Gli anni dell’amianto raccontati a Pescara nelle opere di Luca Vitone
Con una delle sue installazioni olfattive che sa di rabarbaro, l’artista rievoca la tragica storia di Casale Monferrato legata all’amianto, rendendo indelebile il ricordo di tutto il pubblico che si trova a sentirla

L’eternità è qualcosa che non ha né inizio né fine, che esiste e continua sempre. Luca Vitone (Genova, 1964) esplora questo concetto ermetico e apparentemente semplice attraverso un gioco di parole tra memoria storica, società e potere, che si manifesta negli spazi della Fondazione La Rocca di Pescara in per l’eternità. Premessa per una trilogia, la mostra a cura di Francesca Guerisoli.
Gli acquerelli e i collage di Luca Vitone a Pescara
Le opere a parete iniziali ci inseriscono il pubblico nella riflessione materica di Vitone: in primis l’acquerellorealizzato con le polveri del luogo (Stanze, Fondazione La Rocca, Pescara, 2024) e poi i collage per l’eternità(2013 – 2024), in cui delle piante di rabarbaro si assemblano negli interni ritratti. Il tutto crea un’invasione visiva frammentata che proietta già verso la fase finale del percorso espositivo.

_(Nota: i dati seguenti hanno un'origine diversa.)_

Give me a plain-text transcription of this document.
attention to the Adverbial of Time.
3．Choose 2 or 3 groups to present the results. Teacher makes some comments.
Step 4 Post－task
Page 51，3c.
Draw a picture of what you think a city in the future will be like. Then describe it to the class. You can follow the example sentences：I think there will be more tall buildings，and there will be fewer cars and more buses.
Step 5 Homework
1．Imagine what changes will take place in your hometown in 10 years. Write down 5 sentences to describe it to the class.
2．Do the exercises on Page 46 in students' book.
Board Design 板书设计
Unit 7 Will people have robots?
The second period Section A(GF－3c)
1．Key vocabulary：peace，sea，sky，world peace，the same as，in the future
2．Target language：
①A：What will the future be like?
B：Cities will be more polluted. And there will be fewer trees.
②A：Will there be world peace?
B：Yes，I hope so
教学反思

L’eternit riletto da Luca Vitone alla Fondazione La Rocca di Pescara
Dall’altro lato, in per l’eternità (Casale), l’artista esplora con realistica tridimensionalità la storia di una città legata alla produzione dell’eternit: una serie in cui la polvere di cemento offusca e appanna la nitidezza delle fotografie di Casale Monferrato. Il video di fronte alla scala gli fa da contraltare, evidenziando con dei fermo immagine strazianti il carico emotivo e politico di una tragedia. Un immobilismo simbolico che continua a gravare sulla città, e che Vitone condensa, quasi sfidandoci con una domanda, nella scultura per l’eternità (eternit), 2013.
Il ricordo indelebile della mostra di Luca Vitone a Pescara
L’altro fulcro della personale è costituito dalla scultura acromatica monolfattiva per l’eternità, presentata al Padiglione Italia della 55a Biennale di Venezia (2013), che in questa sede ritorna come emblema vivo delle vicende legate all’amianto/eternit. L’installazione abitabile, realizzata in collaborazione con Maria Candida Gentile, diffonde l’odore di rabarbaro impregnando tutto l’ambiente. Il pubblico può così respirarlo, immergendosi in una memoria invisibile, ma al contempo forte e drammatica. L’essenza rimane nel naso – anche quando si esce dalla sala – rendendo l’evocazione di quello scenario persistente e fornendo un’esperienza sensoriale ed estetica quasi traumatica.